Als Vlaanderen dure en beschamende boetes van Europa wil vermijden, moet het aandeel groene stroom in vier jaar tijd bijna verdubbelen. De nieuwe energieminister Bart Tommelein (Open VLD) wil dat doel graag bereiken zonder nieuwe biomassacentrales. Een bijna utopische ambitie want behalve honderden windturbines zijn daarvoor minstens 200.000 nieuwe zonnepanelen nodig.

Milieuverenigingen riepen het al veel langer, en sinds kort blijkt ook de voltallige regering ervan overtuigd: biomassacentrales deugen niet. Wegens niet duurzaam, ‘een vorm van klimaatbedrog’ en ongetwijfeld ook wel om politiek-strategische redenen werden de plannen voor de Bee Power-centrale in Gent te elfder ure geschrapt. Mogelijk wacht de centrale in Langerlo spoedig eenzelfde lot.
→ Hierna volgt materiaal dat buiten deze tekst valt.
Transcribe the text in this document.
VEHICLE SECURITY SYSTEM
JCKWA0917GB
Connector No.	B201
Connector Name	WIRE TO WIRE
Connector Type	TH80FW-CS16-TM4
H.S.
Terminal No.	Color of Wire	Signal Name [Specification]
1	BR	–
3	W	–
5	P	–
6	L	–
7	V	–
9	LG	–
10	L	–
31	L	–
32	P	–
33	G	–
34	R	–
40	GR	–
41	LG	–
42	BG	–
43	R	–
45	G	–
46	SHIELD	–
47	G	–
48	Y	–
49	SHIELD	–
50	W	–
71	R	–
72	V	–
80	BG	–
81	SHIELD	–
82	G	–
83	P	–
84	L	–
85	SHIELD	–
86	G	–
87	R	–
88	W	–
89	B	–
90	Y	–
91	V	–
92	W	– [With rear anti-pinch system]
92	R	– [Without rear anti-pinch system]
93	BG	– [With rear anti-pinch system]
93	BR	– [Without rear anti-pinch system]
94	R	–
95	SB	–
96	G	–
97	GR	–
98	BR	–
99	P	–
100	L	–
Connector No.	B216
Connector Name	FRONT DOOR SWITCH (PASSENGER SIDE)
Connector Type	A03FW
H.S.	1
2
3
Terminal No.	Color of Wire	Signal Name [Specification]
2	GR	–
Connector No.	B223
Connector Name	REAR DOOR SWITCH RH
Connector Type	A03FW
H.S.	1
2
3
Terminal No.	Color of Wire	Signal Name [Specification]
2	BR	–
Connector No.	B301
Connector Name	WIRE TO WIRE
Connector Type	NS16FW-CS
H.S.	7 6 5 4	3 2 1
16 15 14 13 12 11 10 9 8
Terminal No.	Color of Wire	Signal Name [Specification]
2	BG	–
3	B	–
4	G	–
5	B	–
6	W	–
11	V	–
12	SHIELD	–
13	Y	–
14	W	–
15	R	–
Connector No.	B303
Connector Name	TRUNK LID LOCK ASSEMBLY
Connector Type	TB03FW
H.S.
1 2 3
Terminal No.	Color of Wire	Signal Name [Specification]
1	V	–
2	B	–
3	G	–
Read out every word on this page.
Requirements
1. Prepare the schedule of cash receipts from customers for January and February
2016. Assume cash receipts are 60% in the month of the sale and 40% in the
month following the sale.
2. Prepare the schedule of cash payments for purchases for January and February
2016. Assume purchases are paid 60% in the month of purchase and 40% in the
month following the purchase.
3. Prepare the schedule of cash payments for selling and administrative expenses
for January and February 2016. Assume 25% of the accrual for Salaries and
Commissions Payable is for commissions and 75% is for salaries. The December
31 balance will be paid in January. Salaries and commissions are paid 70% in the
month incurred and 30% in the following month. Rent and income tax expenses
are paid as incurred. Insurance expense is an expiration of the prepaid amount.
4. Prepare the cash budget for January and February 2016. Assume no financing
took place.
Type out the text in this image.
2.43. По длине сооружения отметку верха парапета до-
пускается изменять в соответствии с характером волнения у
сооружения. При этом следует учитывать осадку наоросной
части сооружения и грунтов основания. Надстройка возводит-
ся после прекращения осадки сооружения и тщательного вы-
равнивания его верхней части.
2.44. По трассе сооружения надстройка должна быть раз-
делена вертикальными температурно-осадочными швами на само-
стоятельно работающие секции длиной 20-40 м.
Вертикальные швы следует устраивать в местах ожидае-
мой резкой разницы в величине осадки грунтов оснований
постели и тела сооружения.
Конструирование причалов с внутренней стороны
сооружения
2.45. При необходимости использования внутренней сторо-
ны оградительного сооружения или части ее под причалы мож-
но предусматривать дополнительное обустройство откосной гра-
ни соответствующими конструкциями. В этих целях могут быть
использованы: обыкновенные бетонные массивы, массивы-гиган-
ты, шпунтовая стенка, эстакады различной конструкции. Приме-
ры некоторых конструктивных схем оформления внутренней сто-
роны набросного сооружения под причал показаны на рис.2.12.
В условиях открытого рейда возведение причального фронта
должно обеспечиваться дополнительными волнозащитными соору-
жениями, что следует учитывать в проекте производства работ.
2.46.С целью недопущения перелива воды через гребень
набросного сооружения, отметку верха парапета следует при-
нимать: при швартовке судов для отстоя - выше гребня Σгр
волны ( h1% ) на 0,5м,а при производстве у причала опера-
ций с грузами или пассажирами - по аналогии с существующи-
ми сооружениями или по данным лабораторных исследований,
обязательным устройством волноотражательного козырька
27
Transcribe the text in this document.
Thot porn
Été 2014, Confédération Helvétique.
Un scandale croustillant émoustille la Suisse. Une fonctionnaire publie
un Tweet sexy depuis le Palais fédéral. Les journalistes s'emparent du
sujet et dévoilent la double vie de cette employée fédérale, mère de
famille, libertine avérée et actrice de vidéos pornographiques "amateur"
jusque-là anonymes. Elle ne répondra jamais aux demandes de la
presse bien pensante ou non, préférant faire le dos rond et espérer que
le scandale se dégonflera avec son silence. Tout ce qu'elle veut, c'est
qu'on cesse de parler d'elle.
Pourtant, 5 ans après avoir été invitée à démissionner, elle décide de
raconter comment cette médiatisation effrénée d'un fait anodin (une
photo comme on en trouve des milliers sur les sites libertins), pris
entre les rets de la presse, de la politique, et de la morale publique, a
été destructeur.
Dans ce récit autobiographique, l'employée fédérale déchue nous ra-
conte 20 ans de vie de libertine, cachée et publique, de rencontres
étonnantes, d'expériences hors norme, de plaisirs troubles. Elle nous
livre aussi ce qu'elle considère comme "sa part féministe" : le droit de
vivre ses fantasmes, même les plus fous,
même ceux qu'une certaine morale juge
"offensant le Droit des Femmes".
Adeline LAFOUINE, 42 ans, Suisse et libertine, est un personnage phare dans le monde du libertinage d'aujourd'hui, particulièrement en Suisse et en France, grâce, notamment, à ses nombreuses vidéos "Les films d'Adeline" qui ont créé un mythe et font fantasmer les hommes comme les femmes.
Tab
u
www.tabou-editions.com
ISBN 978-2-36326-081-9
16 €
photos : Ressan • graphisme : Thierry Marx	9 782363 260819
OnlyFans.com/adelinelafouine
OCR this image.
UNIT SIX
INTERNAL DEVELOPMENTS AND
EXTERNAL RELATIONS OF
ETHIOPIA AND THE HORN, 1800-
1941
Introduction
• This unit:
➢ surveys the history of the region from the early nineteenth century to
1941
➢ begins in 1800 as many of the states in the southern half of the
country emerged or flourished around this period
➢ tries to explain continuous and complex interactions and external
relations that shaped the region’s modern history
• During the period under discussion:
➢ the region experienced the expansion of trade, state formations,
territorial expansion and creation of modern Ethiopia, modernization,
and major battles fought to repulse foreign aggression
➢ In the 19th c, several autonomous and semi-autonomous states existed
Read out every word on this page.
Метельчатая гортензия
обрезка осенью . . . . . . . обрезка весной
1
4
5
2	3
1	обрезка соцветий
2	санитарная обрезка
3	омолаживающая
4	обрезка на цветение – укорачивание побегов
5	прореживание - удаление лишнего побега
Van de kersverse energieminister Tommelein (Open VLD) moet de geplande biomassacentrale alvast geen steun verwachten. ‘Als ik de kans krijg om dit project te schrappen, dan zal ik dat meer dan waarschijnlijk ook doen’, zegt Tommelein (zie kader op blz. 45).

Energiewende

Nog niet zo lang geleden werd heel anders over biomassa gedacht. Biomassacentrales werden door deze en de vorige regering omarmd als hét wondermiddel om de groenestroomdoelstellingen die Europa aan Vlaanderen heeft opgelegd op tijd – dus in 2020 – te behalen. Getuige daarvan onder meer de beleidsnota van gewezen energieminister Annemie Turtelboom (Open VLD), opgemaakt in 2014. Daarin staat dat de productie van groene stroom in Vlaanderen tegen 2020 bijna verdubbeld moet zijn: van ongeveer 6000 gigawattuur in 2014 naar circa 11.500 GWh in 2020. Om de Europese doelstellingen te halen, rekende men toen in de eerste plaats op de nieuwe biomassacentrales. 3200 GWh, ofwel meer dan de helft van de extra groene stroom, moest afkomstig zijn van de nieuwe centrales in Gent en Langerlo.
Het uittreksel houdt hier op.